Additional stipulations of the settlement include:

  • Aquaculture is barred in subtidal channels in the lagoon, which are fed mostly by Burley Creek and Purdy Creek.
  • Taylor may not use chemicals, pesticides, herbicides, processed feed, or net pens either in Burley Lagoon or in an area extending 200 feet south of the bay. The shellfish company may continue to use predator-exclusion nets.
  • Geoduck dive operations, other than responding to emergencies, may not occur before 8 a.m. or after 5 p.m. The dive operations may occur on no more than half of weekend days between April 15 and Sept. 15, and will not take place on Easter, Labor Day, July 4 or Memorial Day.
  • Geoduck aquaculture will not take place within 250 feet of existing residences.
  • Taylor will provide the email address and phone number of its crew chief to a designated representative of the citizens’ groups, and try to provide advance notice of its operations in the lagoon. The company will maintain its aquaculture debris collection practices and will pick up piles or bags of marine-sourced waste gathered by residents.
  • Taylor and the citizens groups will co-sponsor an annual Burley Lagoon cleanup day.

Mediation instead of litigation

Under the settlement agreement, both sides agree to work in good faith to resolve disputes arising out of the agreement, and to engage in mediation of disagreements before turning to litigation as a solution.

The agreement also gives the citizens groups the right to present the Washington Department of Ecology with information showing that Taylor Shellfish’s geoduck farming operations in Burley Lagoon go beyond the scope forecast in the project’s environmental impact statement and to seek corrective action. Such a request for review must occur no earlier than June 1, 2032 and no later than June 1, 2035. Corrective action may not include preventing the shellfish company from harvesting geoduck that has already been planted.

Morse and Dewey both credited mediation services provided by the Shoreline Hearings Board with facilitating the settlement agreement. A Washington Environmental and Land Use Hearings Office administrative appeals judge conducts such mediations, a spokesperson for the office said.

Taylor Shellfish

Taylor Shellfish, which leased the Burley Lagoon tidelands in 2012, has been trying to add geoduck farming to its operations there for more than a decade. In November 2024, the Pierce County Hearing Examiner approved a Shoreline Substantial Development Permit and Shoreline Conditional Use Permit for the proposed operation. The Washington Department of Ecology gave its approval in January 2025.

Shelton-based Taylor Shellfish operates on 14,000 acres of tidelands along Puget Sound, the Washington coast and British Columbia, including multiple geoduck-growing operations in South Puget Sound.

Dewey said he does not know if the company has entered into similar agreements with neighbors or environmental groups opposing its geoduck farms.

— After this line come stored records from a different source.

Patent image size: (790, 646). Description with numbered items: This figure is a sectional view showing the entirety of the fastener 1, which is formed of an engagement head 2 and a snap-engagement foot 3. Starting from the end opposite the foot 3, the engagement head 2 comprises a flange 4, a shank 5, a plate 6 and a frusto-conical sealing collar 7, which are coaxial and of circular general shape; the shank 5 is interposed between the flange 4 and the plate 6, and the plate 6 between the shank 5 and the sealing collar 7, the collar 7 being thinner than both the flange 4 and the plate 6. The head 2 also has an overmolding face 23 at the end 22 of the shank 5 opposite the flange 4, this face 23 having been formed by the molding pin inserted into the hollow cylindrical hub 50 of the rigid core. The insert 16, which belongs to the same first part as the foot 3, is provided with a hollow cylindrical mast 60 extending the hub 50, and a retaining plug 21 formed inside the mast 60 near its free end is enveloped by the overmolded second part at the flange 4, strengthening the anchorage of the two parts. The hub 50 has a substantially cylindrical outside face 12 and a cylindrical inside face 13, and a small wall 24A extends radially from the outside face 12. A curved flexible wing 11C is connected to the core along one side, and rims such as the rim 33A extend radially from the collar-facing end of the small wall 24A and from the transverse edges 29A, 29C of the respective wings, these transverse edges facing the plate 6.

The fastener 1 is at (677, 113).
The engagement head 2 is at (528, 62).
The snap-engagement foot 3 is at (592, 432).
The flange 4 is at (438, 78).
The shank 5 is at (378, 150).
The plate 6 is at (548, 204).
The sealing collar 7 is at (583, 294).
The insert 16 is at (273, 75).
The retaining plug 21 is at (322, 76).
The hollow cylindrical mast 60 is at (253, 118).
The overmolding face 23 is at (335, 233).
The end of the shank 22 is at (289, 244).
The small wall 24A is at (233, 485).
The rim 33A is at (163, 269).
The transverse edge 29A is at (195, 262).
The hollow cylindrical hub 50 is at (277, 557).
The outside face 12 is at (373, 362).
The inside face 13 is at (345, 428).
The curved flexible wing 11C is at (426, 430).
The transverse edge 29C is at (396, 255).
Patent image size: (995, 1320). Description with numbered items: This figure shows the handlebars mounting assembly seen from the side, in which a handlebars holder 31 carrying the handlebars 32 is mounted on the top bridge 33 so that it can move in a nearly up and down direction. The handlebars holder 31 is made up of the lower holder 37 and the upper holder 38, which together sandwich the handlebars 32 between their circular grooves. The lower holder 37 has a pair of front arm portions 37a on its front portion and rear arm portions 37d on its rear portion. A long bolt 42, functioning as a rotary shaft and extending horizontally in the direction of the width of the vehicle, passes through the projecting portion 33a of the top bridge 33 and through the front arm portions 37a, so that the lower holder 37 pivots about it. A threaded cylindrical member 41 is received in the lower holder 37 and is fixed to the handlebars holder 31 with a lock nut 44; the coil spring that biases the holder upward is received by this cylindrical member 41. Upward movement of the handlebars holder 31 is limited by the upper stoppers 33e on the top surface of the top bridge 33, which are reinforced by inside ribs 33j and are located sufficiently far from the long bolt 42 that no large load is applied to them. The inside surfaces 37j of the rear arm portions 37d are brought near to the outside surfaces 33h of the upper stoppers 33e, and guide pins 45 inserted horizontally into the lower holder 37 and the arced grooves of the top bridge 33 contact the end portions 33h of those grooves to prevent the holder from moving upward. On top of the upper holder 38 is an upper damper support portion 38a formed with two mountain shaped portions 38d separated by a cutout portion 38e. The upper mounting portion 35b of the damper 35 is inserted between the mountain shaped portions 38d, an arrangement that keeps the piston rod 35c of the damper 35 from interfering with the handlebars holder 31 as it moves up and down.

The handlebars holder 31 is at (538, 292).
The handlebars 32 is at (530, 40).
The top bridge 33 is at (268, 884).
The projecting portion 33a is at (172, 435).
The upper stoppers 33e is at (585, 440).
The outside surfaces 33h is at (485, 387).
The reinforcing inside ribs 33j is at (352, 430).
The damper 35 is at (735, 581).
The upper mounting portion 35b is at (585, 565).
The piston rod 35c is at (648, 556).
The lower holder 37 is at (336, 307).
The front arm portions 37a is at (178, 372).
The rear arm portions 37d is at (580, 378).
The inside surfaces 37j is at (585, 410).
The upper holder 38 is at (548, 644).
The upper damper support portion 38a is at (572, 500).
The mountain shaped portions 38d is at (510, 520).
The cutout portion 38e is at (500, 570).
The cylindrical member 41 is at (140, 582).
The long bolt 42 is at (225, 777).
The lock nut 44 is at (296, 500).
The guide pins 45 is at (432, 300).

But he said he is glad an agreement could be reached on the Burley Lagoon operation because “this one has been particularly controversial.”

He acknowledged that Taylor Shellfish has been successful so far in gaining regulators’ approval for the Burley Lagoon farm but said the settlement is advantageous to the company because it provides “certainty of outcome” in the appeal before the Shoreline Hearings Board.